A 27-year-old tribal woman from Madhya Pradesh is participating in the ongoing G20 Agriculture Working Group meeting in Indore as a millet brand ambassador and has also earned praise from Prime Minister Narendra Modi for her singular focus to preserve the coarse cereals.
Lahari Bai, who belongs to the Baiga tribe from the Dindori district, has collected over the past decade dozens of varieties of millets, described as ‘Shree Anna’ in this year’s Union Budget.
The year 2023 has been declared by the United Nations as the International Year of the Millet, following a proposal by India, which wants to position itself as a global millet hub. The 3-day Agriculture Working Group meeting began on Monday as part of India’s G20 presidency.
“Wherever I go, I look for millet seeds. I have made my seed bank by going from village to village in the past 10 years. It has seeds of about 60 varieties of the coarse grains,” she told PTI.
To preserve her rare collection of millets, Lahari Bai said she also grows the grains, which require much less water compared to rice. Sorghum (jowar), little millet (kutki), foxtail millet (kangni), pearl millet (bajra), and finger millet are among the many varieties found in India.
“I scatter the seeds of 16 types of millets in a field at one go. I deposit the seeds from such crops in my seed bank,” she said.
The tribal woman, who is unmarried and lives with her parents, said she distributes the seeds from her bank to the farmers of about 25 villages in her area to ensure that the coming generations benefit from the nutritious grains.
“It gives me great pleasure to distribute millet seeds. Our ancestors lived healthy and long by eating millets,” she said in her Baiga dialect.
Her selfless work has now travelled far and wide. On February 9, PM Modi shared a report on her and tweeted, “We are proud of Lahari Bai who has shown remarkable enthusiasm for coarse grains.

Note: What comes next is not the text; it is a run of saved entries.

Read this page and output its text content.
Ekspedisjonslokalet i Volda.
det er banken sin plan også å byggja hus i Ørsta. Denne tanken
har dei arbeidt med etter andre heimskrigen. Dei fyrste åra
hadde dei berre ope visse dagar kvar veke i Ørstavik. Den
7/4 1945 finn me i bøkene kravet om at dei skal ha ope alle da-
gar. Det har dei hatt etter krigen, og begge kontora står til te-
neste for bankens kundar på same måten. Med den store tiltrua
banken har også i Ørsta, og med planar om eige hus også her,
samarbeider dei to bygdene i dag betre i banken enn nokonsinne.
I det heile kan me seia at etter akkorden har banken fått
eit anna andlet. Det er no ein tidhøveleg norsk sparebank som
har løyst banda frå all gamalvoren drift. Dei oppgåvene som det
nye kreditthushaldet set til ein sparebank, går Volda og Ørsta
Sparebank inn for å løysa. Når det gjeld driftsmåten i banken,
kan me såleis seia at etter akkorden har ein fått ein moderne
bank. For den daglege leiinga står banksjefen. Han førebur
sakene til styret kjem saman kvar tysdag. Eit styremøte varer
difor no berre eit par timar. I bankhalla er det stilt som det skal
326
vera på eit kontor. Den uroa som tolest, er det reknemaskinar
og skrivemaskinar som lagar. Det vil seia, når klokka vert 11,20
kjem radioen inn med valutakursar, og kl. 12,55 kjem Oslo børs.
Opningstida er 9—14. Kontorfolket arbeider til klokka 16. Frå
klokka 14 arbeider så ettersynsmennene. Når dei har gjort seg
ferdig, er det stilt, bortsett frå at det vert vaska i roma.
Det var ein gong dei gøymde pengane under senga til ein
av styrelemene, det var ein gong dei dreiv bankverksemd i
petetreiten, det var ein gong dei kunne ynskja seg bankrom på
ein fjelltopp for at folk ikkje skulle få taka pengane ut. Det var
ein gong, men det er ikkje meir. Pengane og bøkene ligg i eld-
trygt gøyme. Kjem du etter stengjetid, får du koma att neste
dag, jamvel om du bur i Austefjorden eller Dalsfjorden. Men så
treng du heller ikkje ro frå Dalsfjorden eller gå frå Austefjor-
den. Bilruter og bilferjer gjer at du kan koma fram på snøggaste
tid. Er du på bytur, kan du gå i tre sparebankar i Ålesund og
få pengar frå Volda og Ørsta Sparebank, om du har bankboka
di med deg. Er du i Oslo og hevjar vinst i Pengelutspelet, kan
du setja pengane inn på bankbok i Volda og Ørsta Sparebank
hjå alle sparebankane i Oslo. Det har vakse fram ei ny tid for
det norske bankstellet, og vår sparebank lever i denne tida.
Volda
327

Her efforts will inspire many others.”
Of the millet types preserved by Lahari Bai, applications have been filed for Geographical Indication (GI) for two little millet varieties, Sitahi and Nagdaman, said Dr Manisha Shyam, who is researching on millets at the Dindori Regional Agriculture Research Station under the Jabalpur-based Jawaharlal Nehru Agricultural University.
“Coarse cereals are very nutritious and had a special place in the Indian food plate. But after Green Revolution started in the country in the 1960s, the use of millets went down and they were replaced by wheat and rice,” she said.
Millets' were among the first crops to be domesticated in India with several evidence of its consumption during the Indus valley civilization. Being grown in more than 130 countries at present, millets are considered traditional food for more than half a billion people across Asia and Africa.
In India, millets are primarily a kharif crop, requiring less water and agricultural inputs than other similar staples. Millets are important by virtue of its mammoth potential to generate livelihoods, increase farmers' income and ensure food and nutritional security all over the world.